“Wait a minute! Wait a minute!” Sandy dragged himself up on one elbow despite Mrs. Gonzales’ efforts to make him lie still. “It proves no such thing!”

“But if he did make those three touchdowns he was always bragging about....” Pepper started to protest.

Four touchdowns, the telegram says,” Sandy panted. “Now look, all of you. Maybe a real football player might add a touchdown to his record if he thought no one would catch him at it. But who would subtract a touchdown? Nobody. That’s who!

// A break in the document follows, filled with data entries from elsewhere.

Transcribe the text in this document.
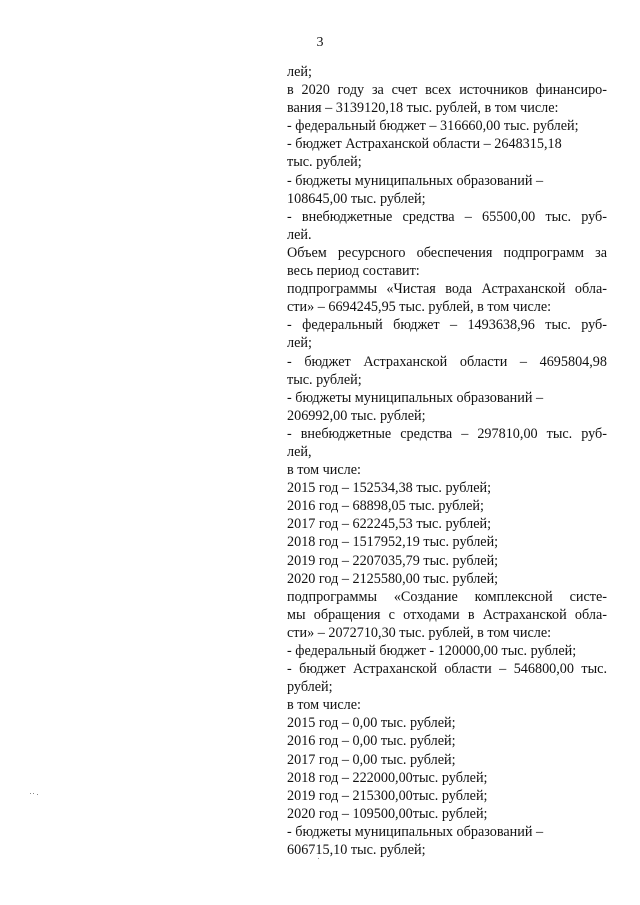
3
лей;
в 2020 году за счет всех источников финансиро-
вания – 3139120,18 тыс. рублей, в том числе:
- федеральный бюджет – 316660,00 тыс. рублей;
- бюджет Астраханской области – 2648315,18
тыс. рублей;
- бюджеты муниципальных образований –
108645,00 тыс. рублей;
- внебюджетные средства – 65500,00 тыс. руб-
лей.
Объем ресурсного обеспечения подпрограмм за
весь период составит:
подпрограммы «Чистая вода Астраханской обла-
сти» – 6694245,95 тыс. рублей, в том числе:
- федеральный бюджет – 1493638,96 тыс. руб-
лей;
- бюджет Астраханской области – 4695804,98
тыс. рублей;
- бюджеты муниципальных образований –
206992,00 тыс. рублей;
- внебюджетные средства – 297810,00 тыс. руб-
лей,
в том числе:
2015 год – 152534,38 тыс. рублей;
2016 год – 68898,05 тыс. рублей;
2017 год – 622245,53 тыс. рублей;
2018 год – 1517952,19 тыс. рублей;
2019 год – 2207035,79 тыс. рублей;
2020 год – 2125580,00 тыс. рублей;
подпрограммы «Создание комплексной систе-
мы обращения с отходами в Астраханской обла-
сти» – 2072710,30 тыс. рублей, в том числе:
- федеральный бюджет - 120000,00 тыс. рублей;
- бюджет Астраханской области – 546800,00 тыс.
рублей;
в том числе:
2015 год – 0,00 тыс. рублей;
2016 год – 0,00 тыс. рублей;
2017 год – 0,00 тыс. рублей;
2018 год – 222000,00тыс. рублей;
2019 год – 215300,00тыс. рублей;
2020 год – 109500,00тыс. рублей;
- бюджеты муниципальных образований –
606715,10 тыс. рублей;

“Cavanaugh is a phony, I tell you. Whoever he really is, he wanted to impress people, and keep them from asking too many personal questions when he went to Valley View and started building his lab with the money he had stolen from Mr. Gonzales. He remembered that there was another Cavanaugh on the State team, so he took his identity. But the game had been played so many years ago that he got the details wrong, see? I’ll bet that, if we start digging into his past, we’ll find lots of other queer things.”

“We’ll need to do a lot of digging, too, to make any charges stick against him after we catch him,” White said grimly.

“What do you mean?” Hall exploded. “He’s guilty of attempted homicide, defrauding the Indians, disturbing the peace, and I don’t know what all else.”

“Oh, he’s guilty all right,” the Agent agreed, “but could you prove that to a jury, particularly out here where so many people still think that the only good Indian is a dead Indian?”

“Oh, you’re being an old woman, Ken,” the oilman snapped.

“Maybe so, John. Maybe so. But I’ve been in this business a long time. If Cavanaugh or whoever he is hadn’t lost his head, he would have come right down here and given himself up. Then his lawyers could have claimed that he was only defending his property from a prowler. No. No. Shut up and listen to me. People are awful touchy about property rights out here. Remember what they used to do to cattle rustlers—still do, for that matter, on occasion.

“And now about this message that Sandy heard: Cavanaugh’s lawyers would say ‘Prove it!’ And what real proof have we got? We’d be putting up the word of a minor who did prowl—I’m not blaming you, Sandy. You did the only thing possible and your idea of using the light beam to call for help was a stroke of pure genius—but, as I say, the word of a minor against the word of an established businessman who has a lot of friends in these parts.”